Dominant and recessive

This masking is why a recessive trait can skip a generation: carriers ($Tt$) show the dominant trait but can still pass the recessive allele to offspring. Recognizing carriers is a frequent pedigree task.

Punnett squares: predicting a cross

A Punnett square sets out the alleles each parent can pass and combines them to show the possible offspring. To use one: write each parent's alleles, place one parent's along the top and the other's down the side, then fill each box by combining the row and column allele. Counting the boxes gives the expected ratio and the probability of each genotype and phenotype.

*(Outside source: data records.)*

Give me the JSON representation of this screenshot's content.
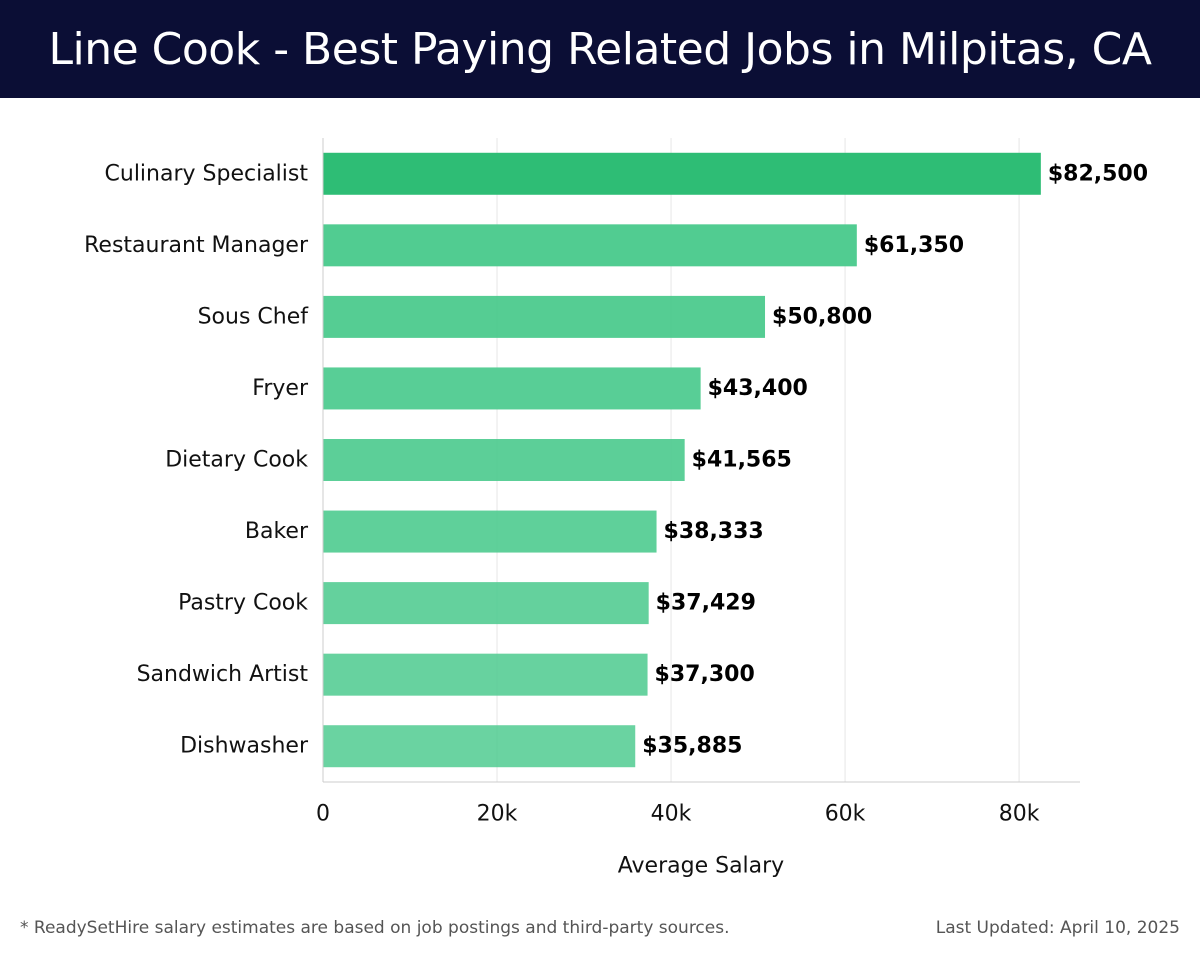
{
  "header": {
    "title": "Line Cook - Best Paying Related Jobs in Milpitas, CA"
  },
  "chart_data": {
    "type": "bar",
    "orientation": "horizontal",
    "categories": [
      "Culinary Specialist",
      "Restaurant Manager",
      "Sous Chef",
      "Fryer",
      "Dietary Cook",
      "Baker",
      "Pastry Cook",
      "Sandwich Artist",
      "Dishwasher"
    ],
    "values": [
      82500,
      61350,
      50800,
      43400,
      41565,
      38333,
      37429,
      37300,
      35885
    ],
    "value_labels": [
      "$82,500",
      "$61,350",
      "$50,800",
      "$43,400",
      "$41,565",
      "$38,333",
      "$37,429",
      "$37,300",
      "$35,885"
    ],
    "xlabel": "Average Salary",
    "ylabel": "",
    "xlim": [
      0,
      87000
    ],
    "ticks": [
      0,
      20000,
      40000,
      60000,
      80000
    ],
    "tick_labels": [
      "0",
      "20k",
      "40k",
      "60k",
      "80k"
    ],
    "grid": true,
    "colors": {
      "top_bar": "#2ebd75",
      "bars": "#4ecb8f",
      "grid": "#e6e6e6",
      "axis": "#cccccc"
    }
  },
  "footer": {
    "note": "* ReadySetHire salary estimates are based on job postings and third-party sources.",
    "updated": "Last Updated: April 10, 2025"
  }
}
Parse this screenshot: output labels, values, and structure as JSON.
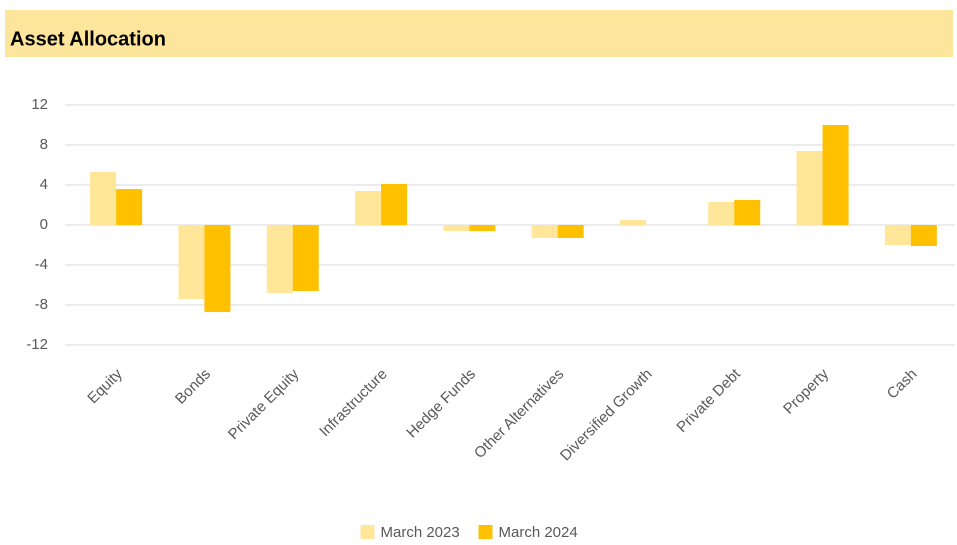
{
  "chart_data": {
    "type": "bar",
    "title": "Asset Allocation",
    "categories": [
      "Equity",
      "Bonds",
      "Private Equity",
      "Infrastructure",
      "Hedge Funds",
      "Other Alternatives",
      "Diversified Growth",
      "Private Debt",
      "Property",
      "Cash"
    ],
    "series": [
      {
        "name": "March 2023",
        "color": "#ffe699",
        "values": [
          5.3,
          -7.4,
          -6.8,
          3.4,
          -0.6,
          -1.3,
          0.5,
          2.3,
          7.4,
          -2.0
        ]
      },
      {
        "name": "March 2024",
        "color": "#ffc000",
        "values": [
          3.6,
          -8.7,
          -6.6,
          4.1,
          -0.6,
          -1.3,
          0,
          2.5,
          10.0,
          -2.1
        ]
      }
    ],
    "ylim": [
      -12,
      12
    ],
    "yticks": [
      -12,
      -8,
      -4,
      0,
      4,
      8,
      12
    ],
    "grid": true,
    "legend": "bottom"
  }
}
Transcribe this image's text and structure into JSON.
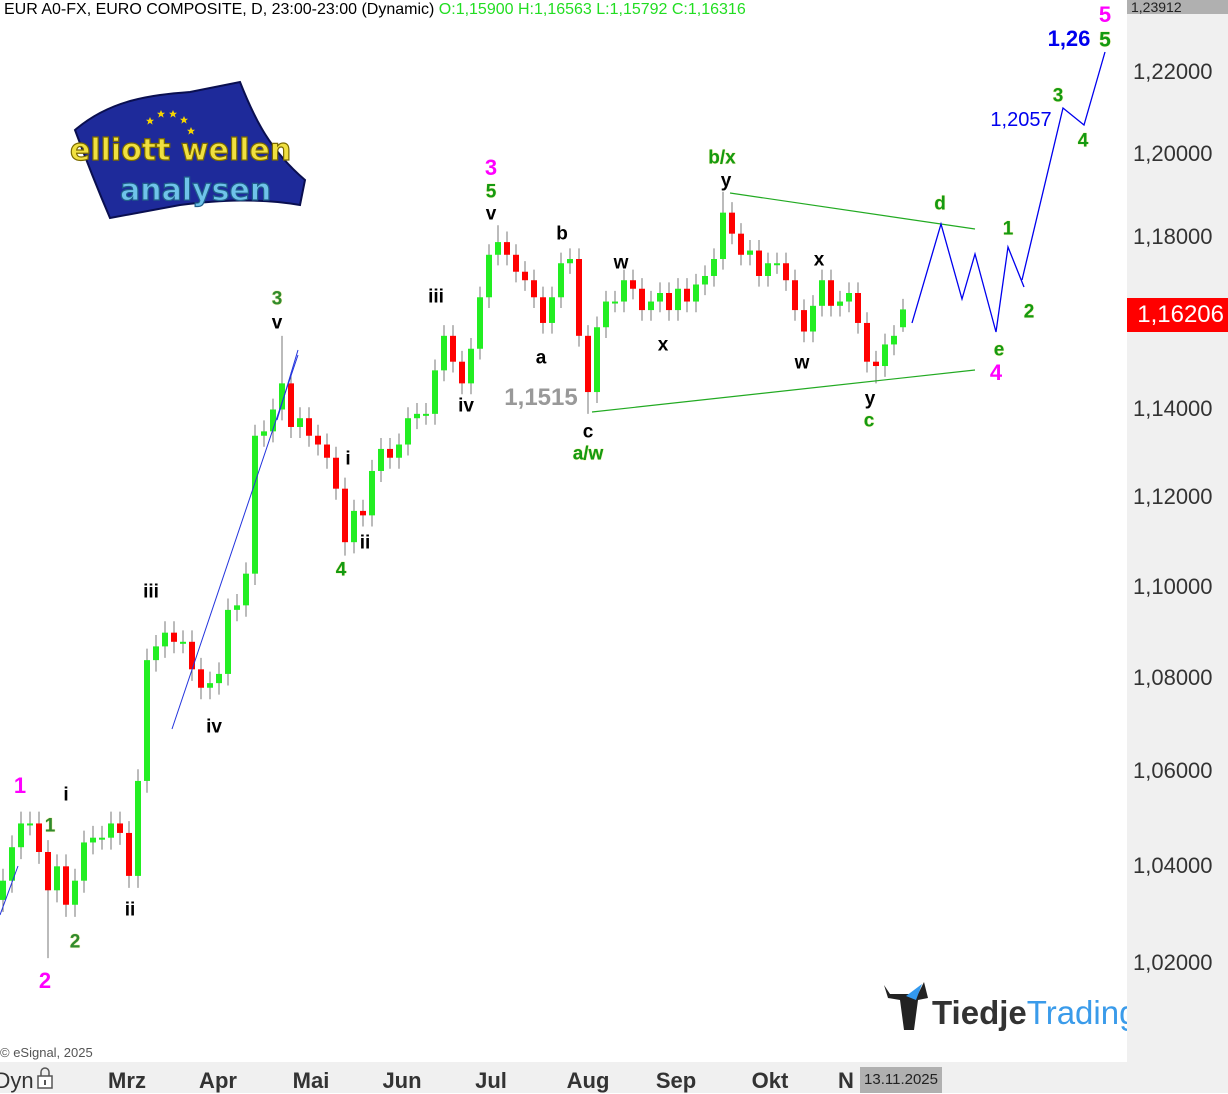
{
  "header": {
    "title": "EUR A0-FX, EURO COMPOSITE, D, 23:00-23:00 (Dynamic)",
    "ohlc": "O:1,15900 H:1,16563 L:1,15792 C:1,16316"
  },
  "copyright": "© eSignal, 2025",
  "bottom_bar": {
    "mode": "Dyn",
    "lock_icon": "lock-icon",
    "current_date": "13.11.2025"
  },
  "price_axis": {
    "top_value": "1,23912",
    "current_price": "1,16206",
    "ticks": [
      "1,22000",
      "1,20000",
      "1,18000",
      "1,14000",
      "1,12000",
      "1,10000",
      "1,08000",
      "1,06000",
      "1,04000",
      "1,02000"
    ]
  },
  "logos": {
    "left": "elliott wellen analysen",
    "right_a": "Tiedje",
    "right_b": "Trading"
  },
  "colors": {
    "up": "#22ee22",
    "down": "#ff0000",
    "triangle": "#22aa22",
    "projection": "#0000ee",
    "current_price": "#ff0000"
  },
  "chart_data": {
    "type": "candlestick",
    "scale": "log",
    "ylim": [
      1.0,
      1.24
    ],
    "x_tick_labels": [
      "Dyn",
      "Mrz",
      "Apr",
      "Mai",
      "Jun",
      "Jul",
      "Aug",
      "Sep",
      "Okt",
      "N"
    ],
    "closes": [
      1.037,
      1.044,
      1.049,
      1.049,
      1.043,
      1.035,
      1.04,
      1.032,
      1.037,
      1.045,
      1.046,
      1.046,
      1.049,
      1.047,
      1.038,
      1.058,
      1.084,
      1.087,
      1.09,
      1.088,
      1.088,
      1.082,
      1.078,
      1.079,
      1.081,
      1.095,
      1.096,
      1.103,
      1.134,
      1.135,
      1.14,
      1.146,
      1.136,
      1.138,
      1.134,
      1.132,
      1.129,
      1.122,
      1.11,
      1.117,
      1.116,
      1.126,
      1.131,
      1.129,
      1.132,
      1.138,
      1.139,
      1.139,
      1.149,
      1.157,
      1.151,
      1.146,
      1.154,
      1.166,
      1.176,
      1.179,
      1.176,
      1.172,
      1.17,
      1.166,
      1.16,
      1.166,
      1.174,
      1.175,
      1.157,
      1.144,
      1.159,
      1.165,
      1.165,
      1.17,
      1.168,
      1.163,
      1.165,
      1.167,
      1.163,
      1.168,
      1.165,
      1.169,
      1.171,
      1.175,
      1.186,
      1.181,
      1.176,
      1.177,
      1.171,
      1.174,
      1.174,
      1.17,
      1.163,
      1.158,
      1.164,
      1.17,
      1.164,
      1.165,
      1.167,
      1.16,
      1.151,
      1.15,
      1.155,
      1.157,
      1.163
    ],
    "extremes": [
      {
        "i": 5,
        "low": 1.021
      },
      {
        "i": 31,
        "high": 1.157
      },
      {
        "i": 38,
        "low": 1.107
      },
      {
        "i": 55,
        "high": 1.183
      },
      {
        "i": 65,
        "low": 1.139
      },
      {
        "i": 80,
        "high": 1.191
      },
      {
        "i": 97,
        "low": 1.146
      }
    ],
    "last_candle": {
      "open": 1.159,
      "high": 1.16563,
      "low": 1.15792,
      "close": 1.16316
    },
    "annotations": {
      "price_label_low": "1,1515",
      "target_3": "1,2057",
      "target_5": "1,26"
    },
    "wave_labels": {
      "p1": "1",
      "g1": "1",
      "i1": "i",
      "g2": "2",
      "p2": "2",
      "ii1": "ii",
      "iii1": "iii",
      "iv1": "iv",
      "g3": "3",
      "v1": "v",
      "i2": "i",
      "ii2": "ii",
      "g4": "4",
      "iii2": "iii",
      "iv2": "iv",
      "p3": "3",
      "g5": "5",
      "v2": "v",
      "b": "b",
      "a": "a",
      "c": "c",
      "aw": "a/w",
      "w1": "w",
      "x1": "x",
      "bx": "b/x",
      "y1": "y",
      "x2": "x",
      "w2": "w",
      "y2": "y",
      "cg": "c",
      "d": "d",
      "f1": "1",
      "f2": "2",
      "e": "e",
      "p4": "4",
      "f3": "3",
      "f4": "4",
      "f5": "5",
      "p5": "5"
    }
  }
}
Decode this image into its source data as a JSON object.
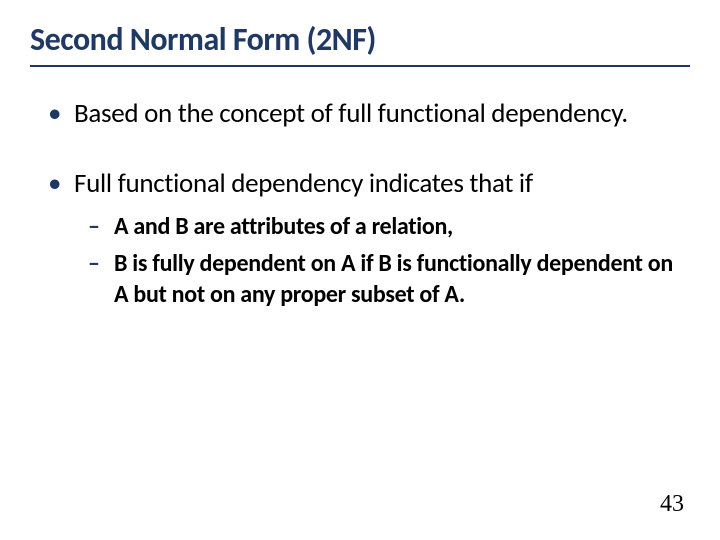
{
  "slide": {
    "title": "Second Normal Form (2NF)",
    "bullets": [
      {
        "text": "Based on the concept of full functional dependency."
      },
      {
        "text": "Full functional dependency indicates that if",
        "subs": [
          "A and B are attributes of a relation,",
          "B is fully dependent on A if B is functionally dependent on A but not on any proper subset of A."
        ]
      }
    ],
    "page_number": "43",
    "colors": {
      "title_color": "#1f3864",
      "underline_color": "#1f3864",
      "bullet_marker_color": "#1f3864",
      "text_color": "#000000",
      "background": "#ffffff"
    },
    "typography": {
      "title_fontsize": 32,
      "bullet_fontsize": 27,
      "sub_fontsize": 24,
      "page_number_fontsize": 24,
      "title_weight": 600,
      "sub_weight": 600
    }
  }
}
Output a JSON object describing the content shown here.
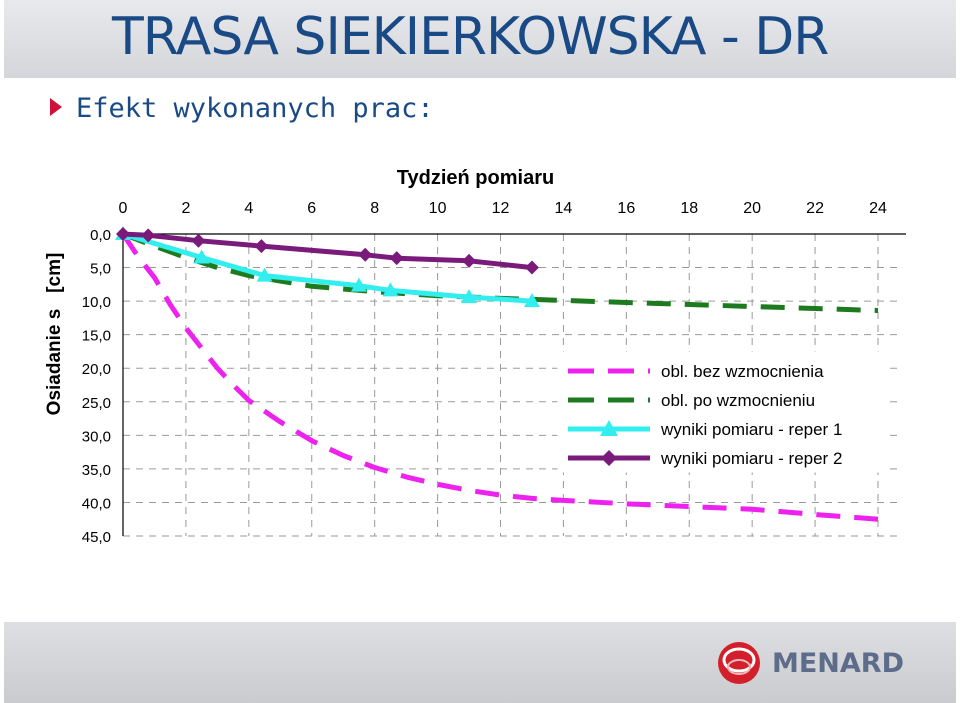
{
  "header": {
    "title": "TRASA SIEKIERKOWSKA - DR",
    "subtitle": "Efekt wykonanych prac:"
  },
  "footer": {
    "logo_text": "MENARD"
  },
  "colors": {
    "title_text": "#1a4a86",
    "bullet": "#d0103a",
    "logo_red": "#d21f2b",
    "logo_text": "#5d6c8a"
  },
  "chart_data": {
    "type": "line",
    "title": "Tydzień pomiaru",
    "xlabel": "",
    "ylabel": "Osiadanie s   [cm]",
    "x_ticks": [
      0,
      2,
      4,
      6,
      8,
      10,
      12,
      14,
      16,
      18,
      20,
      22,
      24
    ],
    "y_ticks": [
      "0,0",
      "5,0",
      "10,0",
      "15,0",
      "20,0",
      "25,0",
      "30,0",
      "35,0",
      "40,0",
      "45,0"
    ],
    "xlim": [
      0,
      24
    ],
    "ylim": [
      0,
      45
    ],
    "y_inverted": true,
    "x_axis_position": "top",
    "grid": "dashed",
    "legend_position": "right",
    "series": [
      {
        "name": "obl. bez wzmocnienia",
        "color": "#ee22ee",
        "style": "dashed",
        "marker": "none",
        "x": [
          0,
          0.5,
          1,
          1.5,
          2,
          2.5,
          3,
          3.5,
          4,
          5,
          6,
          7,
          8,
          9,
          10,
          11,
          12,
          13,
          14,
          16,
          18,
          20,
          22,
          24
        ],
        "y": [
          0,
          3.5,
          6.5,
          10.5,
          14.0,
          17.0,
          20.0,
          22.5,
          24.8,
          28.0,
          30.8,
          33.0,
          34.8,
          36.2,
          37.3,
          38.2,
          38.9,
          39.4,
          39.7,
          40.2,
          40.6,
          41.0,
          41.8,
          42.5
        ]
      },
      {
        "name": "obl. po wzmocnieniu",
        "color": "#1e7a1e",
        "style": "dashed",
        "marker": "none",
        "x": [
          0,
          1,
          2,
          3,
          4,
          5,
          6,
          7,
          8,
          10,
          12,
          14,
          16,
          18,
          20,
          22,
          24
        ],
        "y": [
          0,
          1.8,
          3.5,
          5.0,
          6.2,
          7.0,
          7.8,
          8.2,
          8.6,
          9.2,
          9.6,
          9.9,
          10.2,
          10.5,
          10.8,
          11.1,
          11.4
        ]
      },
      {
        "name": "wyniki pomiaru - reper 1",
        "color": "#33eeee",
        "style": "solid",
        "marker": "triangle",
        "x": [
          0,
          2.5,
          4.5,
          7.5,
          8.5,
          11,
          13
        ],
        "y": [
          0,
          3.5,
          6.2,
          7.7,
          8.4,
          9.4,
          10.0
        ]
      },
      {
        "name": "wyniki pomiaru - reper 2",
        "color": "#7a1a7a",
        "style": "solid",
        "marker": "diamond",
        "x": [
          0,
          0.8,
          2.4,
          4.4,
          7.7,
          8.7,
          11,
          13
        ],
        "y": [
          0,
          0.2,
          1.0,
          1.8,
          3.1,
          3.6,
          4.0,
          5.0
        ]
      }
    ]
  }
}
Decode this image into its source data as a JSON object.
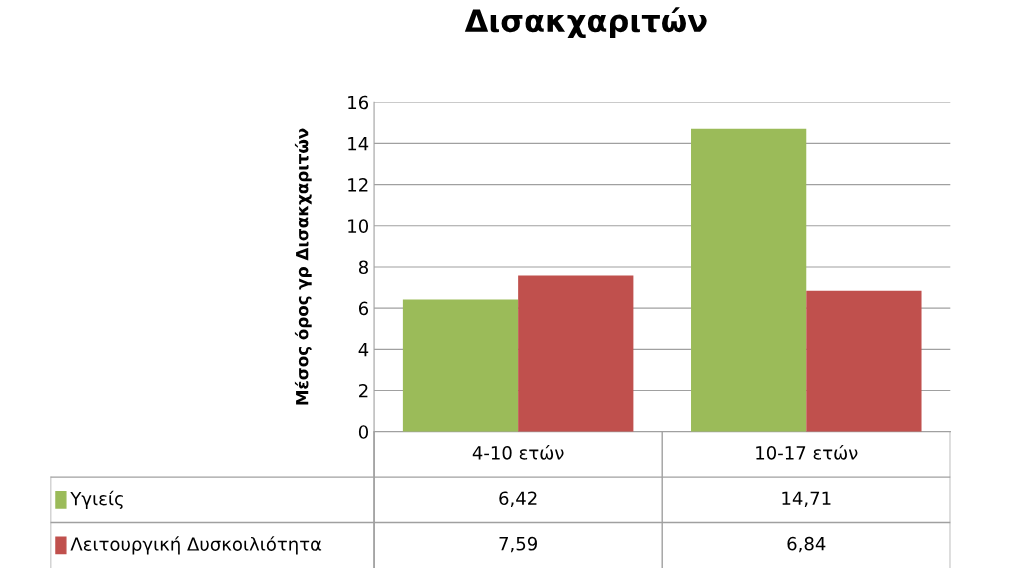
{
  "chart_data": {
    "type": "bar",
    "title": "Δισακχαριτών",
    "ylabel": "Μέσος όρος γρ Δισακχαριτών",
    "categories": [
      "4-10 ετών",
      "10-17 ετών"
    ],
    "series": [
      {
        "name": "Υγιείς",
        "color": "#9bbb59",
        "values": [
          6.42,
          14.71
        ],
        "value_labels": [
          "6,42",
          "14,71"
        ]
      },
      {
        "name": "Λειτουργική Δυσκοιλιότητα",
        "color": "#c0504d",
        "values": [
          7.59,
          6.84
        ],
        "value_labels": [
          "7,59",
          "6,84"
        ]
      }
    ],
    "ylim": [
      0,
      16
    ],
    "yticks": [
      0,
      2,
      4,
      6,
      8,
      10,
      12,
      14,
      16
    ],
    "grid": "y",
    "legend": "bottom"
  }
}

For example, a cross between two heterozygous tall plants ($Tt \times Tt$) gives genotypes $TT$, $Tt$, $Tt$, $tt$, a genotype ratio of $1:2:1$ and a phenotype ratio of 3 tall to 1 short. Each offspring therefore has a $\frac{3}{4}$ probability of being tall and a $\frac{1}{4}$ probability of being short.

Reading a pedigree

A pedigree is a chart showing how a trait passes through a family, with squares for males, circles for females, and shading for individuals showing the trait. By applying the rules of dominance you can work out genotypes and predict the chance that future children inherit a trait. A useful clue: if two unaffected parents have an affected child, the trait must be recessive (both parents are carriers).

Try this

Q1. Define genotype and phenotype. [2]

• Cue. Genotype is the alleles an organism has (for example $Tt$); phenotype is the observable trait that results (for example tall).

Q2. Two heterozygous black guinea pigs ($Bb$) are crossed. State the expected ratio of black to white offspring. [2]

• Cue. $Bb \times Bb$ gives 3 black to 1 white (genotypes $1\ BB : 2\ Bb : 1\ bb$).